Foakes, now 29, is a good enough batter to average almost 40 in first-class cricket and bat at five for Surrey but, since a century on Test debut against Sri Lanka in Galle in 2018, he has never quite done enough to prove he belonged with bat as well as gloves.

Freak injuries, like slipping in the Oval dressing room and tearing a hamstring last year, plus an ill-timed bout of Covid earlier this summer have not exactly helped.

His efforts in Manchester got Foakes his second century in Test cricket

Most pertinently, there were doubts within England’s old coaching set-up, first revealed in Sportsmail, about Foakes ability to cope with short-pitched bowling at the highest level. Which is why the way he played Anrich Nortje on an Old Trafford pitch with bounce to make 113 was so significant.

‘I remember ringing you a couple of years ago because of that suggestion he couldn’t play short bowling,’ Stewart told Sportsmail. ‘He absolutely can play it as he showed at Old Trafford but the way he got out second innings at Lord’s did add to that theory.

‘If Ben is batting with a batsman for any length of time, as he did with Stokes, he can bat normally but coming in at seven he’s still working out the best way to bat with the tail. He’s not someone who can bat like Stokes and hit every second ball for six so there have been times he’s got himself out trying to play for the team in a foreign way.

‘He’s sacrificed himself trying to do what’s right for the team because of what eight, nine 10 and 11 perhaps haven’t been able to do. If he can have partnerships with Stokes, Ollie Pope or the other batters we’ll see him at his best because I think he’s good enough to play Test cricket as a batter alone. He’s just a different type of player.’

Foakes now finds his role in the side more established than ever with Jos Buttler out in the cold

It is still Foakes keeping that particularly stands out and England legend Stewart, one of the best batter-keepers of them all, has never wavered in his admiration.

‘I am biased because I’ve worked with him so much but I also like to think I’m a fair judge and he is still the best keeper out there,’ said Stewart. ‘He will drop catches because every keeper who’s ever lived, even if you’re Alan Knott or whoever, has dropped catches but when Ben does drop one you think ‘blimey’ because you don’t expect that.

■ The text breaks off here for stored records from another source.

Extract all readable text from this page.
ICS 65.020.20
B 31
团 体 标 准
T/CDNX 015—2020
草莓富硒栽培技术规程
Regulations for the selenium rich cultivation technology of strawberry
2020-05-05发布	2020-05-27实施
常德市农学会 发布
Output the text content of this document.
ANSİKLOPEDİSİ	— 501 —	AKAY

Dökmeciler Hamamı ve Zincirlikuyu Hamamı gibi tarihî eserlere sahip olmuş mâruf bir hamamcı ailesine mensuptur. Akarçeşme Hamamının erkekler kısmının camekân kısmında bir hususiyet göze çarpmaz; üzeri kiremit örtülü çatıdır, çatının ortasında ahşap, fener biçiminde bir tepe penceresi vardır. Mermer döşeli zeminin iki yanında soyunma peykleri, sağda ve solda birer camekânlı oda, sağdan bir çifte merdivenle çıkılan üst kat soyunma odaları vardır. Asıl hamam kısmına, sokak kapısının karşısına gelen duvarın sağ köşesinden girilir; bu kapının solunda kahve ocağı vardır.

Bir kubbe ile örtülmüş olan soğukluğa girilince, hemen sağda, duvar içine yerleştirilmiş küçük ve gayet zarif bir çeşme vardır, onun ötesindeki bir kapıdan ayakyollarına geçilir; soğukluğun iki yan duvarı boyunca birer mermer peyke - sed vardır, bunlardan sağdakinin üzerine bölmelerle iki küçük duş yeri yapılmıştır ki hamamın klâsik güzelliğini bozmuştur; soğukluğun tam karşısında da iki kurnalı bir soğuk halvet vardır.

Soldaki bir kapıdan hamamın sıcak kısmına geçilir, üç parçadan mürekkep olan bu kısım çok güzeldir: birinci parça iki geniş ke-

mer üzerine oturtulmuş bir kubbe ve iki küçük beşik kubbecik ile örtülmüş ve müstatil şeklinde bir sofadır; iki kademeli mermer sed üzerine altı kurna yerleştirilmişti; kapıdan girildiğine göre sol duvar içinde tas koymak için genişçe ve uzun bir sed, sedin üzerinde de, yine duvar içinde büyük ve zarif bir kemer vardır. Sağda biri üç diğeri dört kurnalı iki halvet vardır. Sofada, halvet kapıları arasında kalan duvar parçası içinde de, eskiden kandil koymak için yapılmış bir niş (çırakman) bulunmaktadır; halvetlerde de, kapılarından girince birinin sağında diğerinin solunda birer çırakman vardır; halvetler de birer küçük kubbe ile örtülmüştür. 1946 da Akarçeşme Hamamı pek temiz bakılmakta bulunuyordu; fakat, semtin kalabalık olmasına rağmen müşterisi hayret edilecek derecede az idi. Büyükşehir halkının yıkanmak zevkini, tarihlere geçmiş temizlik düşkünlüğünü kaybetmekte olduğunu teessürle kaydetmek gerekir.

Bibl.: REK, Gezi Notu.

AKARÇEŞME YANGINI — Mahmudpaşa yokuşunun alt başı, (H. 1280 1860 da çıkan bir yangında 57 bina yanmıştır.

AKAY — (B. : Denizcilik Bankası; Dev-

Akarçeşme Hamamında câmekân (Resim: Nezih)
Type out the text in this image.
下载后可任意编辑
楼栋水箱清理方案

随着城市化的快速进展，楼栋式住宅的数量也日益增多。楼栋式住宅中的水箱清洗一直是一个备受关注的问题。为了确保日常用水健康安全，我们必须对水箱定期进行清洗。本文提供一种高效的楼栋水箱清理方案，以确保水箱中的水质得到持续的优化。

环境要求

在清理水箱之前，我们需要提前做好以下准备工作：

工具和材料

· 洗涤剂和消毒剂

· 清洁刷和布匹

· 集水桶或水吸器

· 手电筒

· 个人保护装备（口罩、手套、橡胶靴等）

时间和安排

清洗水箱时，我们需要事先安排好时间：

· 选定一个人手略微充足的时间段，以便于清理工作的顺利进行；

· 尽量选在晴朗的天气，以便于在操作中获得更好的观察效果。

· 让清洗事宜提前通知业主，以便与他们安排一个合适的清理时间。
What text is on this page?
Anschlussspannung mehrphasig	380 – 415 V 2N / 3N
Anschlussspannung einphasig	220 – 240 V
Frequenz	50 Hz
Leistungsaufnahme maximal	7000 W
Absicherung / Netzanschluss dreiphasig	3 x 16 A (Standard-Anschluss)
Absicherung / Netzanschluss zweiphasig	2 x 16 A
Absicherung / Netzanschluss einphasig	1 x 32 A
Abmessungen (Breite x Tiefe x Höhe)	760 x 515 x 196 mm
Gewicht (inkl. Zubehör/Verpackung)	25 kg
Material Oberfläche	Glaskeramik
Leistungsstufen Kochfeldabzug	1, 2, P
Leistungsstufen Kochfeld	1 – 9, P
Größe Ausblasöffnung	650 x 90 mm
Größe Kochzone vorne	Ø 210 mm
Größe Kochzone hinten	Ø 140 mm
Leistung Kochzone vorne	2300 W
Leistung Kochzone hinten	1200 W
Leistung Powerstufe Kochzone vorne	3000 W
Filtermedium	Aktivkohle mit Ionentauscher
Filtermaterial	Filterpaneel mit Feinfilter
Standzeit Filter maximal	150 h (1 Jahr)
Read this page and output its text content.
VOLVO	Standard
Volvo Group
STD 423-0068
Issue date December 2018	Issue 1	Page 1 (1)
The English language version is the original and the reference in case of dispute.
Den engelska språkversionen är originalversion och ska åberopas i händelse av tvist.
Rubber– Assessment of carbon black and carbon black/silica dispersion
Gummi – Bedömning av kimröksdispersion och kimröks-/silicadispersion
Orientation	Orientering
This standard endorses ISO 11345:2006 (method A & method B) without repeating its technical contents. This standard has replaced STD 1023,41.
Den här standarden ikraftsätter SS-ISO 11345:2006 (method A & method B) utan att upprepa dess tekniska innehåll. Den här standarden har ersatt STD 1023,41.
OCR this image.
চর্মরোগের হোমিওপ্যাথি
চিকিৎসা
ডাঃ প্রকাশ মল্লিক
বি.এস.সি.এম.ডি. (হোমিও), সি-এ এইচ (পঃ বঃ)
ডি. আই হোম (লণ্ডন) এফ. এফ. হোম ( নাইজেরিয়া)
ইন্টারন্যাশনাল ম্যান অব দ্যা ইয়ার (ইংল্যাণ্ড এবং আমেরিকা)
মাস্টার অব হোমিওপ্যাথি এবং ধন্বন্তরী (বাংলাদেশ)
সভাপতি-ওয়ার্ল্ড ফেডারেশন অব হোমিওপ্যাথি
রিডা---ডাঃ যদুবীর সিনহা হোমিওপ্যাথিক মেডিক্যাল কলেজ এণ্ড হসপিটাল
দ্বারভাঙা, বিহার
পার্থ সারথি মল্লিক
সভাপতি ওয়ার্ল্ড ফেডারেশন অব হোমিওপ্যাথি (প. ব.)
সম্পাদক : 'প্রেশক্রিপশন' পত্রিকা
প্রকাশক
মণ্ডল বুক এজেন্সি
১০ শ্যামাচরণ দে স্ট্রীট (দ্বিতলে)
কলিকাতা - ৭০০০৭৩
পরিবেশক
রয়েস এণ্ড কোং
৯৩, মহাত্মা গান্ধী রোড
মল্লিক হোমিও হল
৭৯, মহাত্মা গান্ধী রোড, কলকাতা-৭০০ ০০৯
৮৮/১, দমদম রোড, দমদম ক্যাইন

‘He can do things that others can’t and people who perhaps don’t appreciate keeping don’t see some of the stuff he does quietly.

‘For instance he says Matt Potts, with the wobbling ball, is one of the hardest bowlers to keep to. But most people watching wouldn’t see that because he makes it look easy. He’s hardly dropped a delivery off him let alone chances.’

Clearly the confidence Foakes gained when Stokes was adamant at the start of his captaincy reign that he wanted him in his side has been hugely beneficial to Foakes. Now he has made that breakthrough hundred he should be here to stay with England.

‘I’d like to think he’ll earn himself an England contract now which is another big tick in the box,’ added Stewart. ‘Ben’s in possession and those words from the captain at the start of the summer in support were huge for him.

‘He’s comfortable within the team which allows him now to be more relaxed and do what he can do. He’s a good thinker on the game too. We use his knowledge in our rooms and I understand they tap into what he thinks in the England set up too because keeping wicket is a great place to see angles and all aspects of the game. I hear England are very impressed with what he has to offer.’

That is increasingly so with gloves and bat too.